One of the biggest challenges to curing or treating disease is that when big pharma funds it there is an inherent bias to design the studies to maximize statistical success, even if that does not maximize biological success. Researchers with pharma funding also have a tendency to publish positive results and toss the negative ones. This makes sense scientifically to some extent because non-statistical results often don't get accepted to journals anyway. Why waste the time trying?
But what if we flip this on its head? Who has the greatest stake in biological success? The patient of course. But patients can't afford the millions needed to fund medical research. Well, what if we bring our Web 3.0 tools to the problem. How about if we:
- Use reputation management to select the team of researchers
- rich profiles to identify who has what skills
- expert ratings among researchers to identify talent and ability
- Use crowdfunding to raise money and to provide treatment.

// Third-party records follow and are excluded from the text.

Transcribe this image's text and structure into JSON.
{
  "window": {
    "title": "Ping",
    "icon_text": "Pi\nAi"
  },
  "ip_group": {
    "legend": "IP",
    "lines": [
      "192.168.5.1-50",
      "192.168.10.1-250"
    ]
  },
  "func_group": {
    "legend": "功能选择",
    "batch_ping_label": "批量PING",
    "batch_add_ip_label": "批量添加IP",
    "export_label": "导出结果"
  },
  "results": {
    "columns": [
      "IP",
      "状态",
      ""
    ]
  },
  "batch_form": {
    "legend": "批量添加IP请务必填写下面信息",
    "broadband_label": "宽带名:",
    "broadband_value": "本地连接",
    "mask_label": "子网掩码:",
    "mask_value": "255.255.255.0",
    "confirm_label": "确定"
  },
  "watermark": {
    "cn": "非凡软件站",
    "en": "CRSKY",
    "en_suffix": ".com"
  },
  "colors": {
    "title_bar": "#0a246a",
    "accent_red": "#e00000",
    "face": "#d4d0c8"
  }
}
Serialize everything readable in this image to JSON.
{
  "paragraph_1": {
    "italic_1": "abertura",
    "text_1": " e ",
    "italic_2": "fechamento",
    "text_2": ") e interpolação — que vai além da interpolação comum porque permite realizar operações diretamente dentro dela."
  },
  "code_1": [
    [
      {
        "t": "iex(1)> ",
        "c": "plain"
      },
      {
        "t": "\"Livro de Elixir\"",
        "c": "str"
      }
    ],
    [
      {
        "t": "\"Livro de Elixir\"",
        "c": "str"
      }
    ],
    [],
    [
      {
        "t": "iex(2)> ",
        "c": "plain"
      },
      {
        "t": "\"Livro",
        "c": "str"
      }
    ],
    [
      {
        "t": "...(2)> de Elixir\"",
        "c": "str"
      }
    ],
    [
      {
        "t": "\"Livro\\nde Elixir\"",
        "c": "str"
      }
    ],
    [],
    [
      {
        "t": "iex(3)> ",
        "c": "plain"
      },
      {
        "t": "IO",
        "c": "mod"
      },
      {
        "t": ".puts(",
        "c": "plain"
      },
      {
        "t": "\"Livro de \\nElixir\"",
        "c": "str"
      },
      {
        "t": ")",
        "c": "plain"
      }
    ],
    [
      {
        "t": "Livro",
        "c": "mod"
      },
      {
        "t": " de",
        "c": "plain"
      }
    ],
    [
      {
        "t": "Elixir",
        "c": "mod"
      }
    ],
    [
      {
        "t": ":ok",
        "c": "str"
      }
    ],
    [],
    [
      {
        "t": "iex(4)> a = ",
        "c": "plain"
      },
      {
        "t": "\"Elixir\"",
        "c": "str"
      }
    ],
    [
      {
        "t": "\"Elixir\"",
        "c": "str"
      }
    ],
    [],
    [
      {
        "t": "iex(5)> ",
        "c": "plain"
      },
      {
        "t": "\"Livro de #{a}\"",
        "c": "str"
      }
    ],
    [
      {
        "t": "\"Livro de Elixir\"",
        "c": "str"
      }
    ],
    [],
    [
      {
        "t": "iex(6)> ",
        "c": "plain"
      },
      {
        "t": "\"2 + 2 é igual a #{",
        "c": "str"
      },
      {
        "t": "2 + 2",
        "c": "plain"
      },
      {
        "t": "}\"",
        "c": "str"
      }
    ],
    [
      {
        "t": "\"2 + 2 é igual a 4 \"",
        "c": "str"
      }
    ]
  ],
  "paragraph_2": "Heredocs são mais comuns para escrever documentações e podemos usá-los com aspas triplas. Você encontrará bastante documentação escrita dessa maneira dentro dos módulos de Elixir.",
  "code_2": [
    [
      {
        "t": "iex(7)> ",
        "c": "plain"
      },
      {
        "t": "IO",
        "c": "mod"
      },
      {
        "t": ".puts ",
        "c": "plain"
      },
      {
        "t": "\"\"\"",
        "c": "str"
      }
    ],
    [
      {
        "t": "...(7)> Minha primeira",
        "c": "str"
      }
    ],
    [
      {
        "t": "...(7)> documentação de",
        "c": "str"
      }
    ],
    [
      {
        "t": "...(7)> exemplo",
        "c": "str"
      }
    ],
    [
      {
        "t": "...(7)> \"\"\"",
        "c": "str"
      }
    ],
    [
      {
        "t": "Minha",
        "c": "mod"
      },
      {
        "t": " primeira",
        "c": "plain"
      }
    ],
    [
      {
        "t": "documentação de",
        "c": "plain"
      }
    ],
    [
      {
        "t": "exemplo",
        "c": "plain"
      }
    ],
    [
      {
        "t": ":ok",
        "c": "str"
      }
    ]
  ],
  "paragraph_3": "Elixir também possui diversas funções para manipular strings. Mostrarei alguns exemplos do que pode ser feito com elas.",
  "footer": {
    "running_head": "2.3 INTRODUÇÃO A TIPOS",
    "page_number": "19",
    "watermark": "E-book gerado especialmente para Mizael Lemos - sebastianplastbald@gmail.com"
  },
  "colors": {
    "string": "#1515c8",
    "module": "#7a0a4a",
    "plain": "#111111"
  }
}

- philanthropists could donate because it is the right thing to do
- patients could invest, with the return being medical care when a treatment has been approved (using the profit margin that the patient is now the investor rather than a drug company). The research team/patient investors would outsource the drug manufacturing to the big pharma so they would profit as well, just in a different way.
- Use social networks to recruit for clinical trials, with anonymous patient support group networks being a primary target.
- Use a wiki to consolidate all of the data - positive and negative.